Aug 25, 2019, 25 tweets

15 years today - a reflection

1. Today marks 15 years since I came to this great country with my elder brother, my auntie and her five children.

2. Leaving Nairobi on that cold morning of 23 August 2004, waking up at 3.00 am to catch a Kenya Airways flight to South Africa.

3. We were crammed in a small room and slept there over night. I don’t think I slept at all. It was such an anxious time, travelling to live in a country we didn’t know anyone. Yet we wanted to leave so bad for a better life.

4. We flew to South Africa. I can’t remember honestly what I carried. Probably a small bag of second hand clothes and a Sidney Sheldon novel. That was pretty much all I had and the rest of us.

5. We had 0 $. We starved at Joburg airport. Long transit. My little cousins were crying. A South African lady brought some food later on in the day but that was close to 6.00 pm before we caught a Qantas flight to Sydney.

6. That flight was long. I think I read the novel, finished it and we still had 7 hours to go or something. But my brother and I were having these long conversations about education and stuff.

7. We landed in Sydney around 6.00 pm I think. We got on a train to Newcastle. The train was so full. We were so exhausted and no seats to sit. I sat on the stairs and passed out.

8. The kids were so terrified. We had never so many white people in one place. I was so confused about everything.

9. We probably arrived in Newcastle around 10.00 pm or something. Members of the South Sudanese community were waiting for us. I stayed up all night talking to a friend who I had not seen for a long time.

10. I wanted to know about school, employment, and stuff to do. I admired the guy he had a job at the local IGA store.

11. The next day, our friend who had facilitated our travel, took us to do the basics: Centrelink, school, shops, so many things at once.

12. I think the local church would’ve given us a small temporary accomodation we stayed in for a few weeks and then looked for a bigger place.

13. There was so much to learn. But how the accent made it so difficult! Particularly when I went to school in September. I went straight to Year 12. Two days later, we had a test. We had to listen to a cassette and then answer the questions.

14. Ah man, I was so frustrated, I just sat there while others were busy writing. I couldn’t understand a word. The teacher came over and asked why I wasn’t writing, I just said, I didn’t understand a thing.

15. This guy who I was hanging out with in school made it a thing to put on a strong ochre just to make life a living hell for me. I got him back in the soccer field though.

16. I got so much support though from the school. I made many friends from playing soccer and basketball. And then the girls who were interested in the only black student in the school. They thought I was a Rotary student or something and would be leaving soon.

17. We had a party at the park after we completed HSC exams. Everyone was drinking and I was pressured to have a drink.I think I had one beer, I was dizzy. I went to sit on the bench and I passed out. I woke up,everyone was gone except a friend of mine waiting for me to wake up.
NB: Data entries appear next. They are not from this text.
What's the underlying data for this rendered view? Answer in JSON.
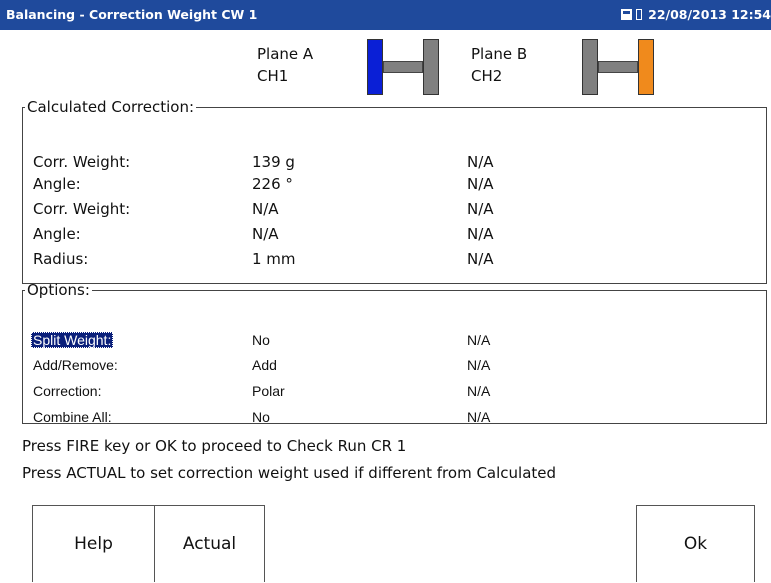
{
  "titlebar": {
    "title": "Balancing - Correction Weight CW 1",
    "datetime": "22/08/2013 12:54",
    "icons": [
      "sd-card-icon",
      "battery-icon"
    ]
  },
  "planes": {
    "a": {
      "name": "Plane A",
      "channel": "CH1",
      "color": "#0a1fd6"
    },
    "b": {
      "name": "Plane B",
      "channel": "CH2",
      "color": "#f08a1c"
    }
  },
  "calculated": {
    "legend": "Calculated Correction:",
    "rows": [
      {
        "label": "Corr. Weight:",
        "a": "139 g",
        "b": "N/A"
      },
      {
        "label": "Angle:",
        "a": "226 °",
        "b": "N/A"
      },
      {
        "label": "Corr. Weight:",
        "a": "N/A",
        "b": "N/A"
      },
      {
        "label": "Angle:",
        "a": "N/A",
        "b": "N/A"
      },
      {
        "label": "Radius:",
        "a": "1 mm",
        "b": "N/A"
      }
    ]
  },
  "options": {
    "legend": "Options:",
    "rows": [
      {
        "label": "Split Weight:",
        "a": "No",
        "b": "N/A",
        "selected": true
      },
      {
        "label": "Add/Remove:",
        "a": "Add",
        "b": "N/A"
      },
      {
        "label": "Correction:",
        "a": "Polar",
        "b": "N/A"
      },
      {
        "label": "Combine All:",
        "a": "No",
        "b": "N/A"
      }
    ]
  },
  "instructions": [
    "Press FIRE key or OK to proceed to Check Run CR 1",
    "Press ACTUAL to set correction weight used if different from Calculated"
  ],
  "buttons": {
    "help": "Help",
    "actual": "Actual",
    "ok": "Ok"
  }
}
18. The following year I went to start university in Canberra. Studying full time and working two jobs at David Jones and Kmart. So relieved I had money now. It wasn’t $390 or so Centrelink money I survived on for a year.

19. It wasn’t easy I tell you. But I think to live a better life, succeed and help the family back home was always a motivation. I sought opportunities and many people assisted along the way, working in a number of Cwth departments after.
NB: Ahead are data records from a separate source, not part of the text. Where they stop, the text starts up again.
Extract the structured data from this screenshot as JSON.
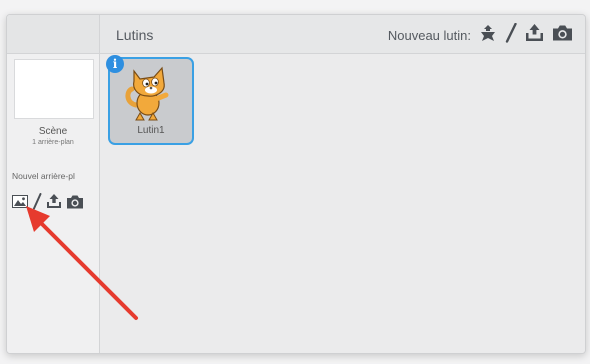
{
  "stage": {
    "name": "Scène",
    "backdrop_count": "1 arrière-plan",
    "new_backdrop_label": "Nouvel arrière-pl"
  },
  "backdrop_tools": [
    {
      "icon": "image-library-icon"
    },
    {
      "icon": "paint-brush-icon"
    },
    {
      "icon": "upload-icon"
    },
    {
      "icon": "camera-icon"
    }
  ],
  "sprites": {
    "title": "Lutins",
    "new_sprite_label": "Nouveau lutin:",
    "tools": [
      {
        "icon": "sprite-library-icon"
      },
      {
        "icon": "paint-brush-icon"
      },
      {
        "icon": "upload-icon"
      },
      {
        "icon": "camera-icon"
      }
    ],
    "items": [
      {
        "name": "Lutin1",
        "selected": true,
        "info_badge": "i"
      }
    ]
  },
  "colors": {
    "selection": "#3aa0e4",
    "arrow": "#e63a2e",
    "badge": "#2e8fe0"
  }
}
20. So many refugees come here with the hunger to succeed and have better lives for themselves and their families. Sometimes some don’t make it because there are all sorts of challenges along the way.

21. That’s why I am often opposed to a policy such as indefinite detention. Those detention centres are full of young men who want to do well for themselves and their families. But have fallen by the wayside because they’ve not been able to overcome those challenges.

22. It may be better to rehabilitate them and return them to the community. They’re not foreign criminals as some tend to call them. They’re part and parcel of our community and we should help them get back on their feet.

23. We can do better. We can bring the handful asylum seekers on Manus to Australia and let them the chance to live decent lives with their families. There’s so much to share in this country and we have plenty of room. Many Australians want them to come here.

24. I am glad I have been able to share this part of my journey with you. We live in a great country and I am grateful that I got the chance to come here and be a citizen of this great country. I thank my friend @MagolGabriel who sponsored us to come here. Australia’s great.

25. I keep promises. Remember I said I was going to tweet 25 times today! Now, I am signing off to read your comments, watch Season 6 of Power and be ready for our son who may be born any day now. Peace out!!